Dispelling the five biggest biomass myths

Paul Clark, Managing Director of Rural Energy, looks at the five biggest biomass myths:
MYTH 1:  It’s expensive
Admittedly, the capital cost of biomass compared to traditional oil or gas boilers, is initially higher and poor system design, installation and sub-standard maintenance protocols can further increase lifecycle costs.  However, this should be balanced by energy cost savings when the system is running efficiently and by taking into account any Renewable Heat Incentive (RHI) benefits.  In addition, fuel efficiency can be maximised if you follow manufacturers’ recommendations: poor quality fuels tend to have higher levels of moisture content meaning more energy is needed to burn them and more ash is created, decreasing efficiency and increasing servicing requirements.
MYTH 2:  It’s unreliable
Biomass is only unreliable if weekly checks and sensible servicing routines are ignored.  Minimally, an annual and a 6-month interim service (for heavy duty applications – typically systems with over 3000 run hours a year – a third annual service is recommended) can have massive implications for system lifespans, breakdown frequency and running efficiencies.  Unfortunately, servicing schedules are often either not communicated clearly or are neglected, directly affecting the full potential of biomass technology.
MYTH 3:  It takes up a lot of space
The space required depends on chosen fuel type, boiler requirements (calculated through heat load and fuel quality), any price or construction restrictions, location of the storage and distance from the boiler, and existing space on site. It is not always necessary for biomass boilers to have large fuel stores, for example, if using a pellet fuel boiler, standalone silos or day hoppers can be used, biomass fuel stores can be underground if feeding the boiler via auger type arrangements or vacuum suction systems.  If none of these prove suitable, Rural Energy can provide a package plant room that is housed separately from the main building.  These have been adapted as standalone energy centres for a wide range of private and public installations from office blocks, hotels and distilleries to retail outlets, leisure facilities and health centres.
MYTH 4:  Burning fuel releases carbon so it’s not really a ‘green’ solution
Contrary to popular opinion, wood burning is not a carbon neutral activity but compared to other burning activities, wood, with careful and considerate management, is clearly a much more sustainable resource than fossil fuels. What is more, the processing and transportation required in the wood fuel supply chain uses minimal energy (typically no more than 2%) meaning at the point at which it is finally consumed it remains well above an 80% saving on green house gases over fossil fuel, often even over 90%. This wood fuel is converted into highly efficient pellets or wood chip, and a modern wood fuel installation is highly efficient (at around 90%).

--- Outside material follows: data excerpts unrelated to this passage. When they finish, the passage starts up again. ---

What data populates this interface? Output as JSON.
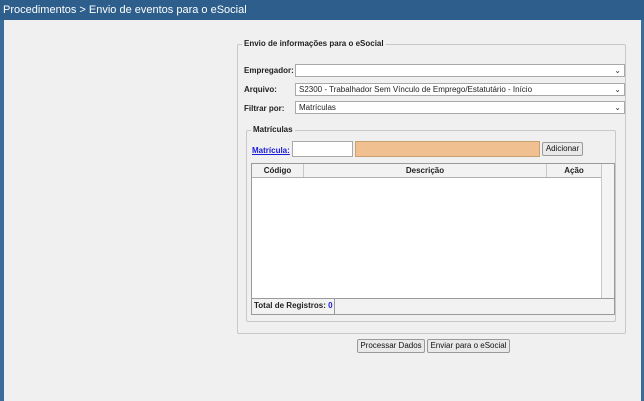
{
  "header": {
    "title": "Procedimentos > Envio de eventos para o eSocial"
  },
  "form": {
    "legend": "Envio de informações para o eSocial",
    "empregador": {
      "label": "Empregador:",
      "value": ""
    },
    "arquivo": {
      "label": "Arquivo:",
      "value": "S2300 - Trabalhador Sem Vínculo de Emprego/Estatutário - Início"
    },
    "filtrar": {
      "label": "Filtrar por:",
      "value": "Matrículas"
    }
  },
  "matriculas": {
    "legend": "Matrículas",
    "link_label": "Matrícula:",
    "input_value": "",
    "add_button": "Adicionar",
    "table": {
      "columns": [
        "Código",
        "Descrição",
        "Ação"
      ],
      "rows": [],
      "total_label": "Total de Registros:",
      "total_value": "0"
    }
  },
  "actions": {
    "process": "Processar Dados",
    "send": "Enviar para o eSocial"
  },
  "icons": {
    "dropdown": "chevron-down-icon"
  },
  "colors": {
    "header_bg": "#2e5f8c",
    "search_box": "#f0c090",
    "link": "#1a1ad8"
  }
}
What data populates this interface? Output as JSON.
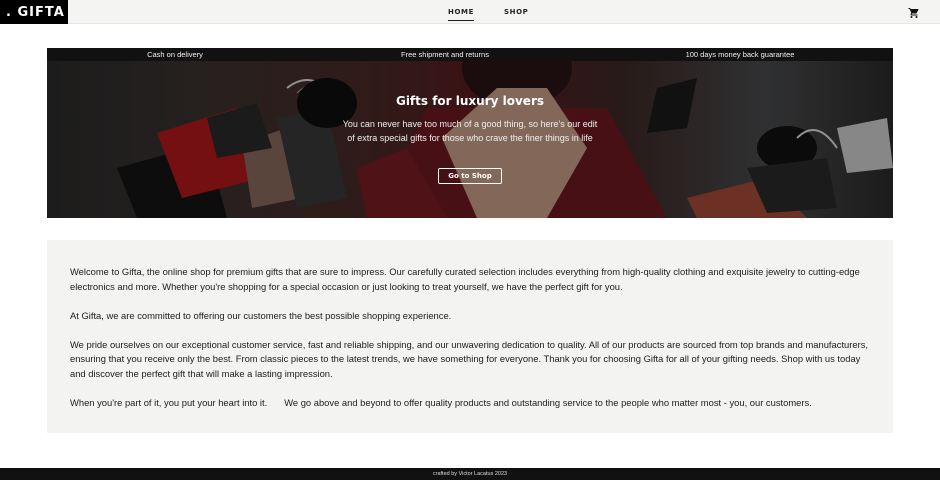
{
  "navbar": {
    "logo": ". GIFTA",
    "links": [
      {
        "label": "HOME",
        "active": true
      },
      {
        "label": "SHOP",
        "active": false
      }
    ],
    "cart_icon": "shopping-cart-icon"
  },
  "hero": {
    "promos": [
      "Cash on delivery",
      "Free shipment and returns",
      "100 days money back guarantee"
    ],
    "title": "Gifts for luxury lovers",
    "subtitle_line1": "You can never have too much of a good thing, so here's our edit",
    "subtitle_line2": "of extra special gifts for those who crave the finer things in life",
    "button": "Go to Shop"
  },
  "about": {
    "p1": "Welcome to Gifta, the online shop for premium gifts that are sure to impress. Our carefully curated selection includes everything from high-quality clothing and exquisite jewelry to cutting-edge electronics and more. Whether you're shopping for a special occasion or just looking to treat yourself, we have the perfect gift for you.",
    "p2": "At Gifta, we are committed to offering our customers the best possible shopping experience.",
    "p3": "We pride ourselves on our exceptional customer service, fast and reliable shipping, and our unwavering dedication to quality. All of our products are sourced from top brands and manufacturers, ensuring that you receive only the best. From classic pieces to the latest trends, we have something for everyone. Thank you for choosing Gifta for all of your gifting needs. Shop with us today and discover the perfect gift that will make a lasting impression.",
    "p4a": "When you're part of it, you put your heart into it.",
    "p4b": "We go above and beyond to offer quality products and outstanding service to the people who matter most - you, our customers."
  },
  "footer": {
    "credit": "crafted by Victor Lacatus 2023"
  },
  "colors": {
    "navbar_bg": "#f4f4f2",
    "logo_bg": "#000000",
    "about_bg": "#f3f3f1",
    "footer_bg": "#111111"
  }
}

MYTH 5:  All wood fuel is the same
No it isn’t! Most biomass boilers run on wood chip, wood pellets, logs or briquettes. Others are designed to burn straw and hay bales, waste wood and shavings from manufacturing processes. Whatever your preferred choice, biomass boilers work most efficiently when the appropriate wood fuel is used, in accordance with the manufacturer’s guidelines. If the wood fuel is too wet (or even too dry), extremely irregular in size/shape, or from a low quality crop source, the fuel feed can become obstructed or the boiler can combust the fuel at a much quicker, less efficient, rate.  The best type of wood fuel for your biomass boiler should always be discussed with your boiler supplier.